Jay Rayner 

Our man in Hunan

If a Chinese menu starts to repeat on you, flick it over - the authentic dishes are lurking at the back. Jay Rayner trusts his lunch to an old China hand.
  
  


Taiwan Village, 85 Lillie Road, London SW6 (020 7381 2900).
Feast for two, including wine and service, £70

The menu at Taiwan Village is very long. Curiously, despite its length, it does not contain the most intriguing stuff. The best thing when faced by such a menu is to flip to the inside back cover, where they offer to create a feast for you at £21.50 a head. At this point you will be asked whether you like spicy food, and the only answer is yes. This small, 10-month-old restaurant, tucked around the back of the exhibition halls at Earl's Court in London, specialises in Hunan and Szechwan food, and a serious bit of heat comes with the deal.

It is also a rare find.
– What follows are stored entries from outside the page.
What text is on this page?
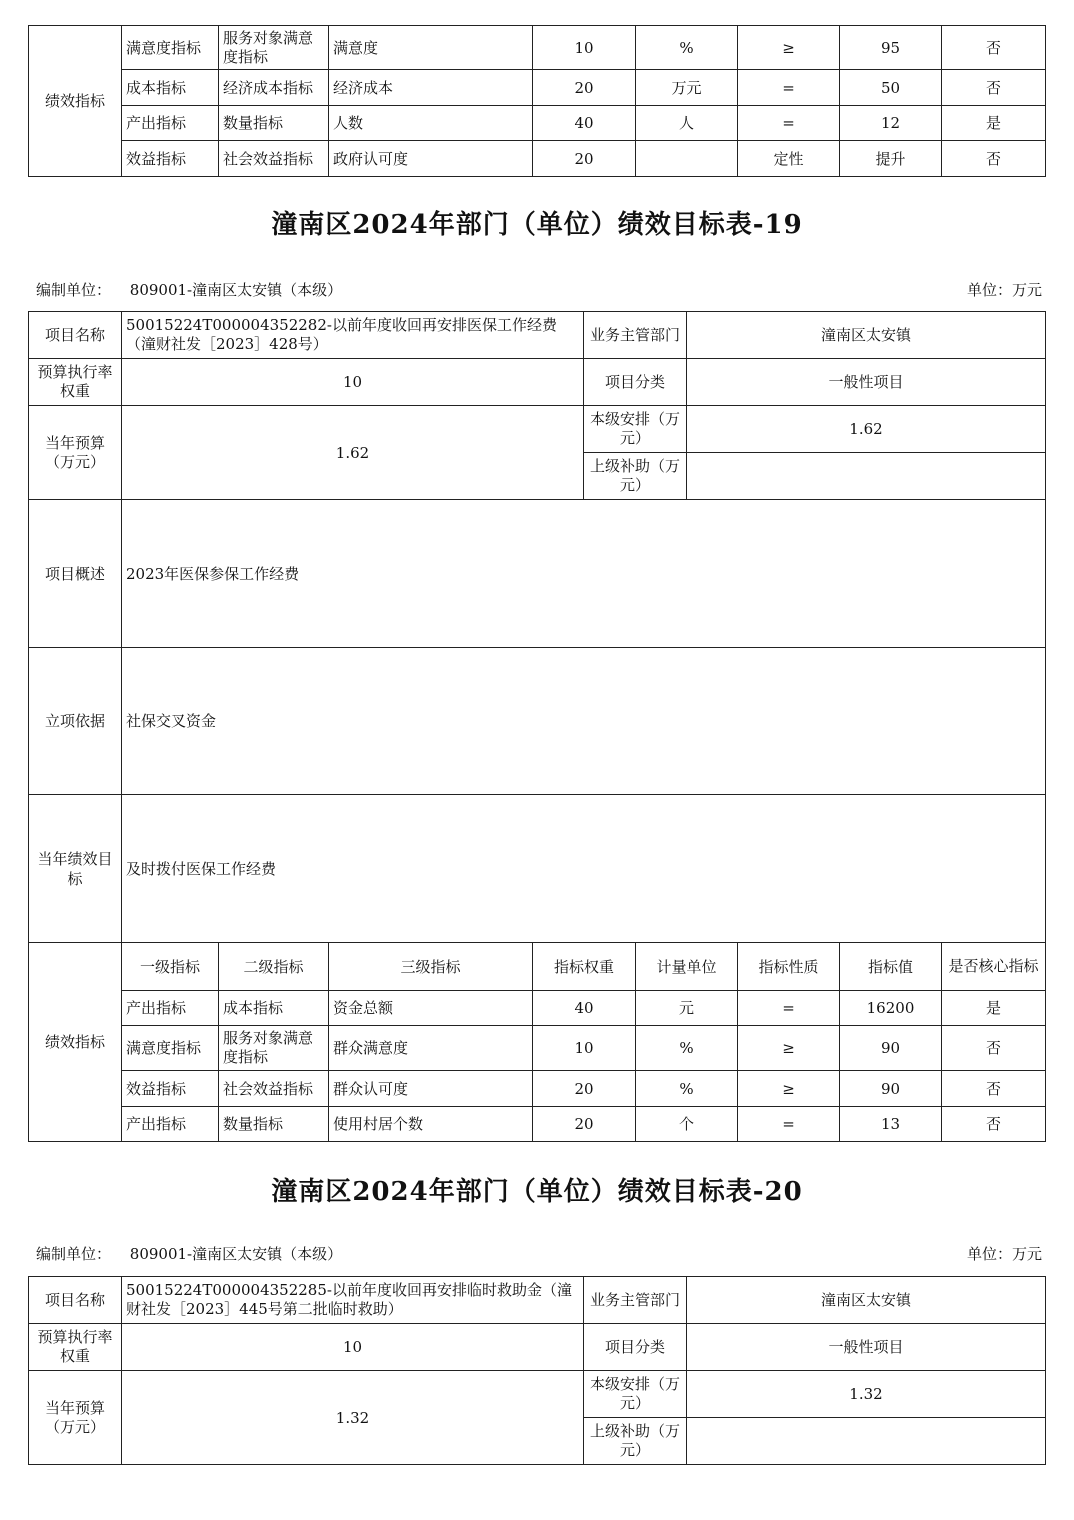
绩效指标	满意度指标	服务对象满意度指标	满意度	10	%	≥	95	否
	成本指标	经济成本指标	经济成本	20	万元	=	50	否
	产出指标	数量指标	人数	40	人	=	12	是
	效益指标	社会效益指标	政府认可度	20		定性	提升	否
潼南区2024年部门（单位）绩效目标表-19
编制单位： 809001-潼南区太安镇（本级）	单位：万元
项目名称	50015224T000004352282-以前年度收回再安排医保工作经费（潼财社发［2023］428号）	业务主管部门	潼南区太安镇
预算执行率权重	10	项目分类	一般性项目
当年预算（万元）	1.62	本级安排（万元）	1.62
		上级补助（万元）	
项目概述	2023年医保参保工作经费		
立项依据	社保交叉资金		
当年绩效目标	及时拨付医保工作经费		
绩效指标	一级指标	二级指标	三级指标	指标权重	计量单位	指标性质	指标值	是否核心指标
	产出指标	成本指标	资金总额	40	元	=	16200	是
	满意度指标	服务对象满意度指标	群众满意度	10	%	≥	90	否
	效益指标	社会效益指标	群众认可度	20	%	≥	90	否
	产出指标	数量指标	使用村居个数	20	个	=	13	否
潼南区2024年部门（单位）绩效目标表-20
编制单位： 809001-潼南区太安镇（本级）	单位：万元
项目名称	50015224T000004352285-以前年度收回再安排临时救助金（潼财社发［2023］445号第二批临时救助）	业务主管部门	潼南区太安镇
预算执行率权重	10	项目分类	一般性项目
当年预算（万元）	1.32	本级安排（万元）	1.32
		上级补助（万元）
Most of Britain's Chinese restaurants major on the cooking styles of Canton and Beijing, producing menus which look eerily familiar. The only other place in the capital going big on the chillies is Hunan in Pimlico, where Huang, the chef at Taiwan Village, cooked for many years. Hunan also does surprise menus, and the first time I went I thought it was terrific. The second time it was exactly the same set of dishes, and again the third time ...

The lunchtime we were there, the dining room at Taiwan Village, of which we were the only occupants, was overseen by a lovely, smiley lady who took us through our 13 dishes with remarkable precision given her (self-confessed) eccentric grasp of English. So, to start, a light aromatic fish soup, with chunks of soft white fish and Chinese herbs, that were apparently good for both eye and bone. Next, a plate of lightly battered French beans rustling with fried shards of garlic, chilli and spring onion.
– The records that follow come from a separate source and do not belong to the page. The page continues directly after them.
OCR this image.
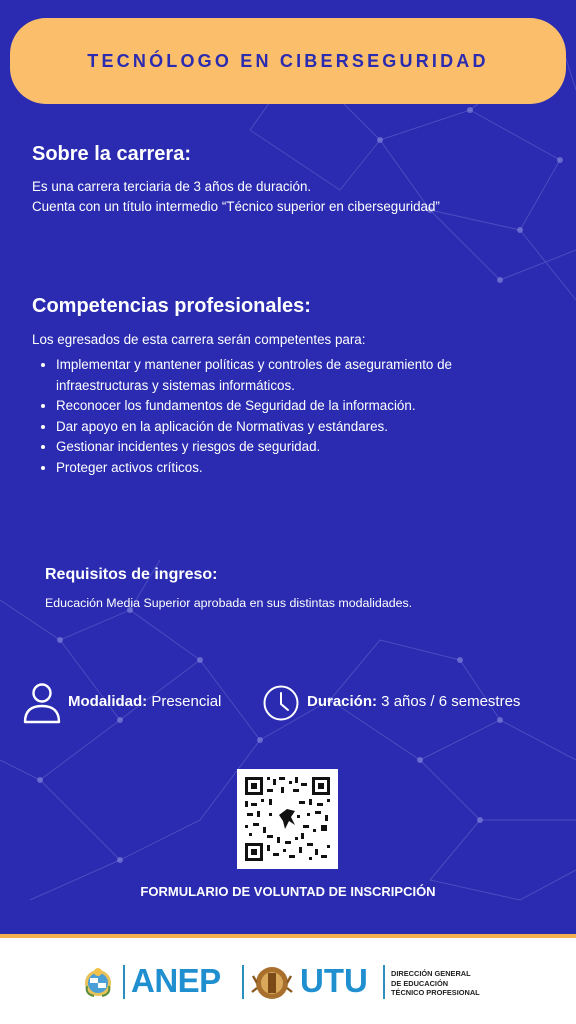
TECNÓLOGO EN CIBERSEGURIDAD
Sobre la carrera:
Es una carrera terciaria de 3 años de duración.
Cuenta con un título intermedio “Técnico superior en ciberseguridad”
Competencias profesionales:
Los egresados de esta carrera serán competentes para:
• Implementar y mantener políticas y controles de aseguramiento de infraestructuras y sistemas informáticos.
• Reconocer los fundamentos de Seguridad de la información.
• Dar apoyo en la aplicación de Normativas y estándares.
• Gestionar incidentes y riesgos de seguridad.
• Proteger activos críticos.
Requisitos de ingreso:
Educación Media Superior aprobada en sus distintas modalidades.
Modalidad: Presencial	Duración: 3 años / 6 semestres
FORMULARIO DE VOLUNTAD DE INSCRIPCIÓN
ANEP UTU	DIRECCIÓN GENERAL
DE EDUCACIÓN
TÉCNICO PROFESIONAL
After that, a crisp lettuce leaf containing a sticky, dark stir-fry of finely diced chicken and coriander - the Imperial Jewels - the one to be wrapped about the other. Then some sesame-coated fillets of fish in a dark sweet and sour sauce, followed by salt and pepper king prawns, followed by a saucy spare rib each, the meat falling off the bone.

And so on. It would be impossible to list all the dishes, but there were highlights. There was lamb with three chillies, the latter there for flavour and heat but not to be eaten. There were sauteed ducks' tongues in the Taiwanese style, stir-fried in a dark and pungent sauce, and some extraordinarily tender slices of squid with Chinese celery. Inevitably in a menu this long there was bound to be some repetition, and occasionally we felt we were seeing the same sauce come up with a different protein. The mid-course of crispy duck also struck a banal note amid all this intrigue, but even here it rose above the ordinary on account of home-made pancakes, instead of the bulk-purchased ones that so often rule supreme in London's Chinese restaurants.

Chef Huang had to get off to pick up the kids from school, so we passed on the toffee banana and went instead for scoops of home-made green tea and sesame seed ice cream, the latter more seed than cream. And the bill for all of this plus continuous tea was a ludicrous £52 excluding service, a price (and a selection) you could not match if you tried to order it all yourself from the menu. There's a short wine list with some extraordinary bargains; perhaps that's where you can exercise your right to choose. Otherwise, leave the rest to them.